The first result of this, going back up to what I was saying above, is that it doesn't invalidate the incompleteness proof; if anything, it makes the proof cleaner, plugging up the hole Hofstadter's explanation left in his application of the Cantor diagonal, because it does away with the need to test for termination and construct a catalog of Red programs; with lazy evaluation, Cantor's infamous trick applies directly to the set of *all* functions in the language, including Green ones. However, since I am not aware of any proof to the effect that a (theoretical) language which is more powerful than FlooP would necessarily be complete, this in itself does not preclude the possibility that lazy evaluation could lead to GlooP.

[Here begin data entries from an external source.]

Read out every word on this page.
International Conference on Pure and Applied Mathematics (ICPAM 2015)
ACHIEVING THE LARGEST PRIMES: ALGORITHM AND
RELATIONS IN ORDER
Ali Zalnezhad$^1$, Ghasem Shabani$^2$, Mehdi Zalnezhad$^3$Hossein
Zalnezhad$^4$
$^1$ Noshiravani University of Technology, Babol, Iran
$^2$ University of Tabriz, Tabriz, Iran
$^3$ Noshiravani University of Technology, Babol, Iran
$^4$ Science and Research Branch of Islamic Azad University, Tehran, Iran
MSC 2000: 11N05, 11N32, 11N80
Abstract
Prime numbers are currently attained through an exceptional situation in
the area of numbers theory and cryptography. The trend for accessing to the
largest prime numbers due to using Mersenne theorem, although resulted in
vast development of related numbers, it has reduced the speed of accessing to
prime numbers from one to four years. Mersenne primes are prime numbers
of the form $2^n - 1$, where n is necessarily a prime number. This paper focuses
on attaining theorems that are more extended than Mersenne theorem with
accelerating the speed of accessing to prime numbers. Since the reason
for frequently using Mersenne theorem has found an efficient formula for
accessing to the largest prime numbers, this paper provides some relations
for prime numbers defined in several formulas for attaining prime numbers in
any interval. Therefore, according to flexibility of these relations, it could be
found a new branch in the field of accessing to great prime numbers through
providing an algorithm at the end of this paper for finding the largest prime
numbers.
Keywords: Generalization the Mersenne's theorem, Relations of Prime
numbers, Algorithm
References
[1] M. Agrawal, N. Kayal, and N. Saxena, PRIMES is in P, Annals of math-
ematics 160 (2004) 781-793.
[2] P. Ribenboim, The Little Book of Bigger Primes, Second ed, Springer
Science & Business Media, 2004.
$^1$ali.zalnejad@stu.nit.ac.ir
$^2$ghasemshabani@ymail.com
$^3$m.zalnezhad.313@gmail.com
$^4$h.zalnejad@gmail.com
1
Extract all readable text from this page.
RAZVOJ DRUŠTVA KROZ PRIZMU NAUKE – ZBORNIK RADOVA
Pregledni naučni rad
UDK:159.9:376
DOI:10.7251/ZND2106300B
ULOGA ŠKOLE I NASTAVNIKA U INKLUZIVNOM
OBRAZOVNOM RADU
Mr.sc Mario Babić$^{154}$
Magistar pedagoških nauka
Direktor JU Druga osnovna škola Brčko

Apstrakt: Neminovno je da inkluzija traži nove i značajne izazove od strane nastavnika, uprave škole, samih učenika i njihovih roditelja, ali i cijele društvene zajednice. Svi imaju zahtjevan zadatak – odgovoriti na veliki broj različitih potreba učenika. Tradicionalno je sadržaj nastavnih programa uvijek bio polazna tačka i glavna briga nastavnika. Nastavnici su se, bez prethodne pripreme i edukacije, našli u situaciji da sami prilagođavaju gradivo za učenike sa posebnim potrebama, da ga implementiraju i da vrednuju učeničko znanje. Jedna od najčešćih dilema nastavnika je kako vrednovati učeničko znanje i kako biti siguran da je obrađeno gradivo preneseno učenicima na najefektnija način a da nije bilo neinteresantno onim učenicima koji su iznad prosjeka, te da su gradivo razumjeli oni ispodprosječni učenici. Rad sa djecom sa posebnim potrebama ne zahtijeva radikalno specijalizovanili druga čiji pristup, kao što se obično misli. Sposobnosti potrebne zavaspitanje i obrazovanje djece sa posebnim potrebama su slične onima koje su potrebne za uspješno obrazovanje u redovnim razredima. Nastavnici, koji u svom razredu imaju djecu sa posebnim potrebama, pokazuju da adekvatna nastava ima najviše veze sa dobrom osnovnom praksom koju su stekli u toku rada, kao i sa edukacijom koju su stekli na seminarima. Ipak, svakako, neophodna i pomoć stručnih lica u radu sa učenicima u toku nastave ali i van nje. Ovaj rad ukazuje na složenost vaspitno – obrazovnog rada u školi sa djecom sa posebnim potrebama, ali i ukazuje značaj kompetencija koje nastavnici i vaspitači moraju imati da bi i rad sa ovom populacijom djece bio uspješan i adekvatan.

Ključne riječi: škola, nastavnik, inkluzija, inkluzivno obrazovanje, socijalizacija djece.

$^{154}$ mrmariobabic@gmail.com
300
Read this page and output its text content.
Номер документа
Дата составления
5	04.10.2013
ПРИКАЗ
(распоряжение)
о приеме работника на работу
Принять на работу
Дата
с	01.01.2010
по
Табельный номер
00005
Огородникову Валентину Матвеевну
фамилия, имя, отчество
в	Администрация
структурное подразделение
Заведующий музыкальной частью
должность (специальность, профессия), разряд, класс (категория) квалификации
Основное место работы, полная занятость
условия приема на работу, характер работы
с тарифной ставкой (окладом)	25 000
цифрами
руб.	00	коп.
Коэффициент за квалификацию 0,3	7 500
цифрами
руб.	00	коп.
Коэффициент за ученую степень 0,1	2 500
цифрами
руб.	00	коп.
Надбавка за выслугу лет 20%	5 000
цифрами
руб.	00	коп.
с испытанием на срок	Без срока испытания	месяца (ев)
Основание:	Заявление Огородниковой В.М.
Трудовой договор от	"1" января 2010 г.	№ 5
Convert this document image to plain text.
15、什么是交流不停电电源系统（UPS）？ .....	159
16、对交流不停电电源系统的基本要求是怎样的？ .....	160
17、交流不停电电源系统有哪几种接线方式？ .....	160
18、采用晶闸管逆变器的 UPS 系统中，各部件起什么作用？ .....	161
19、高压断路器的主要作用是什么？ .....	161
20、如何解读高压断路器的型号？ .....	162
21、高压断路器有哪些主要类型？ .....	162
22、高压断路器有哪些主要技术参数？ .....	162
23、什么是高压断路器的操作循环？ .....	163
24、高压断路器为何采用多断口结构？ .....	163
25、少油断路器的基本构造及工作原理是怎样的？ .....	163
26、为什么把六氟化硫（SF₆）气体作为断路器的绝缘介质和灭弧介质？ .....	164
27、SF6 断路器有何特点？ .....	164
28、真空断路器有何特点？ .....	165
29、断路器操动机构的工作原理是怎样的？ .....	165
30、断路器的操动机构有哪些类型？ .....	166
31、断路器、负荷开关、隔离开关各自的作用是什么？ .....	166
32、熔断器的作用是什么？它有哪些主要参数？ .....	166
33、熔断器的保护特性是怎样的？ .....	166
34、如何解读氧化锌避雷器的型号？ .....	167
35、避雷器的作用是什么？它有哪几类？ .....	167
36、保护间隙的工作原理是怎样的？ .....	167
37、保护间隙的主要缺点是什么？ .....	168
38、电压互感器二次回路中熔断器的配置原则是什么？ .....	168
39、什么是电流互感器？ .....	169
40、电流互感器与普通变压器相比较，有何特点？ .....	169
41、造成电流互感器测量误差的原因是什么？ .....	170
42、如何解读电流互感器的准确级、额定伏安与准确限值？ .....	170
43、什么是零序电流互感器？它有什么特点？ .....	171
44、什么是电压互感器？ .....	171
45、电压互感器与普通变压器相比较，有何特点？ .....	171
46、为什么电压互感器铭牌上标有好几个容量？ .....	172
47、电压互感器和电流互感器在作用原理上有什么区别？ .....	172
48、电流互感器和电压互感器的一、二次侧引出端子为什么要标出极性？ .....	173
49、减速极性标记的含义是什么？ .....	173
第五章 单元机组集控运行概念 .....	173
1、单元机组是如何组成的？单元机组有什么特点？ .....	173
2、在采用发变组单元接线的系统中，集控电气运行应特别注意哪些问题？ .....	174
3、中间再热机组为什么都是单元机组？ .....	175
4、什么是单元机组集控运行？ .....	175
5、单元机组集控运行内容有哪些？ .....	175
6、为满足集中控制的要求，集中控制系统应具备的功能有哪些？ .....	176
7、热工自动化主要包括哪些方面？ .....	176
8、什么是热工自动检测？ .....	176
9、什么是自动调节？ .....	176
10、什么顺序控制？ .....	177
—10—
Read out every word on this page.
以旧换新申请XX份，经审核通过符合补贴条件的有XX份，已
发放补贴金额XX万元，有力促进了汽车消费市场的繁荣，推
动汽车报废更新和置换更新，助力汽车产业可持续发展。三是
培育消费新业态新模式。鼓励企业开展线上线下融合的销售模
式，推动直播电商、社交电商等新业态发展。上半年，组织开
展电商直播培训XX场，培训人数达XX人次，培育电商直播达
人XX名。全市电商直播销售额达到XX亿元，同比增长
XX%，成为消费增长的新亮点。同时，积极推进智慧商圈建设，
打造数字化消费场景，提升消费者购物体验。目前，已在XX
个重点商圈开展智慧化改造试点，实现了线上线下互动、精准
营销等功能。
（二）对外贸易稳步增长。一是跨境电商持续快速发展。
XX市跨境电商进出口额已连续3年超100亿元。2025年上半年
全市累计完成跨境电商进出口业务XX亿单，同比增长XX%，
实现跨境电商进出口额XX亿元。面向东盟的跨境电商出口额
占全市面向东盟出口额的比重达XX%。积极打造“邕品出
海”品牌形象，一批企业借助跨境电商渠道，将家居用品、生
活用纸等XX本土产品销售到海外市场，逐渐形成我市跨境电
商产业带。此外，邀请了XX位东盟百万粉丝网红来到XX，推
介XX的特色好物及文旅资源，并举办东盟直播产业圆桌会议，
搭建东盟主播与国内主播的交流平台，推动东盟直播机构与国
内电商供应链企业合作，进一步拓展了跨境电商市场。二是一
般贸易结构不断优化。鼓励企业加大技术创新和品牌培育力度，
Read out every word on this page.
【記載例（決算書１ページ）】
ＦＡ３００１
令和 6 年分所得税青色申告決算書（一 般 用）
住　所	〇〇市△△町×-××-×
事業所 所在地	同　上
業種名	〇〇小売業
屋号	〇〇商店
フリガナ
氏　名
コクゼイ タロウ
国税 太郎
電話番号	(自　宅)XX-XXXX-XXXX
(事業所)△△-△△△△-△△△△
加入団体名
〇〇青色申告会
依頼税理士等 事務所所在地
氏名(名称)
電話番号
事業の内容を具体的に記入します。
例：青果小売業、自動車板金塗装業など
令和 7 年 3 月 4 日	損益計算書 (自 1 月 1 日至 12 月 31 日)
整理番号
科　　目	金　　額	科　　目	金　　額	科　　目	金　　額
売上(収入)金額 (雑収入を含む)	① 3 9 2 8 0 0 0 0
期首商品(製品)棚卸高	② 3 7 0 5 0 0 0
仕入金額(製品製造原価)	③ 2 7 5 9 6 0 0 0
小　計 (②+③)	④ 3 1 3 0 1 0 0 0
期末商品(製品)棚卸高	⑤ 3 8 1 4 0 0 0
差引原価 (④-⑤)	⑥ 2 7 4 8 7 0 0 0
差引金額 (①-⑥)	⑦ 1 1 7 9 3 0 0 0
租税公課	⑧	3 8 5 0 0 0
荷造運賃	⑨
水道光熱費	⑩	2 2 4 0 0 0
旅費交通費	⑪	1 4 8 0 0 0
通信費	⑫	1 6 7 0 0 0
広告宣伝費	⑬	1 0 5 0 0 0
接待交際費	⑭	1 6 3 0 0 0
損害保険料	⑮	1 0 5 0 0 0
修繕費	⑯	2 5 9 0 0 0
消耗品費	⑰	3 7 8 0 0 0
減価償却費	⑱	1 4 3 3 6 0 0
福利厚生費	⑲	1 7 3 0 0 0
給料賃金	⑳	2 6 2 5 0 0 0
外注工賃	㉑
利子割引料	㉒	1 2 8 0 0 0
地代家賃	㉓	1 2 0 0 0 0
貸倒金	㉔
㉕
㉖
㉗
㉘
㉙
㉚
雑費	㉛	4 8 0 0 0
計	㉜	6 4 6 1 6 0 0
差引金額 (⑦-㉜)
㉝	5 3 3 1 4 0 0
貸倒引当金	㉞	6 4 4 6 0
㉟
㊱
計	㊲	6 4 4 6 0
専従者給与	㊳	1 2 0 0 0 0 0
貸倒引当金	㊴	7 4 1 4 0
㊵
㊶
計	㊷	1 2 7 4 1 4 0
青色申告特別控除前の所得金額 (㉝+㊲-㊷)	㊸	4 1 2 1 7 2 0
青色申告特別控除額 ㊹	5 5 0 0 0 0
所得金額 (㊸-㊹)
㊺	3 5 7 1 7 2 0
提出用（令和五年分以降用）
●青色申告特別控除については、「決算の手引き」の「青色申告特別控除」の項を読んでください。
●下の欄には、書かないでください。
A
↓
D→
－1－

Now, the other, less surprising news, is that this doesn't create GlooP. The reason it doesn't comes down to the nature of Turing equivalence: lazy evaluation can be "faked" in current languages in much the same way that (e.g.) linked lists can be "faked" in BASIC without pointers as such. It's a bargeload of extra work, but you can do it. Therefore, we're not enabling anything that wasn't already fundamentally possible.

However, the more I thought about lazy evaluation, the more I couldn't get away from how *useful* it would be anyway, especially when combined with multitasking: think in terms of functions that return running processes which are calcuating output, and calling code that can proceed to process that output as it is generated. As noted, this can be faked in current languages (certainly in Perl5) by forking and using some form or another of interprocess communication (e.g., sockets), but that requires the programmer to deal with a lot of details; lazy evaluation can tuck those details away under the hood and make it all automagical, at least in theory. Your function can define how to calcuate the list and so return the list lazily, and the calling code can process the first however many values off the list, until you stop it. It might be useful for more than just list generation, as well. Strings are trickier without core support, especially if you want to be able to do regular-expression matches against them (watch out for greediness!), but I get the idea that the general flexibility of Perl6 will be adequate to allow a module to make such things possible.

So there you go, another reason to be excited about Perl6.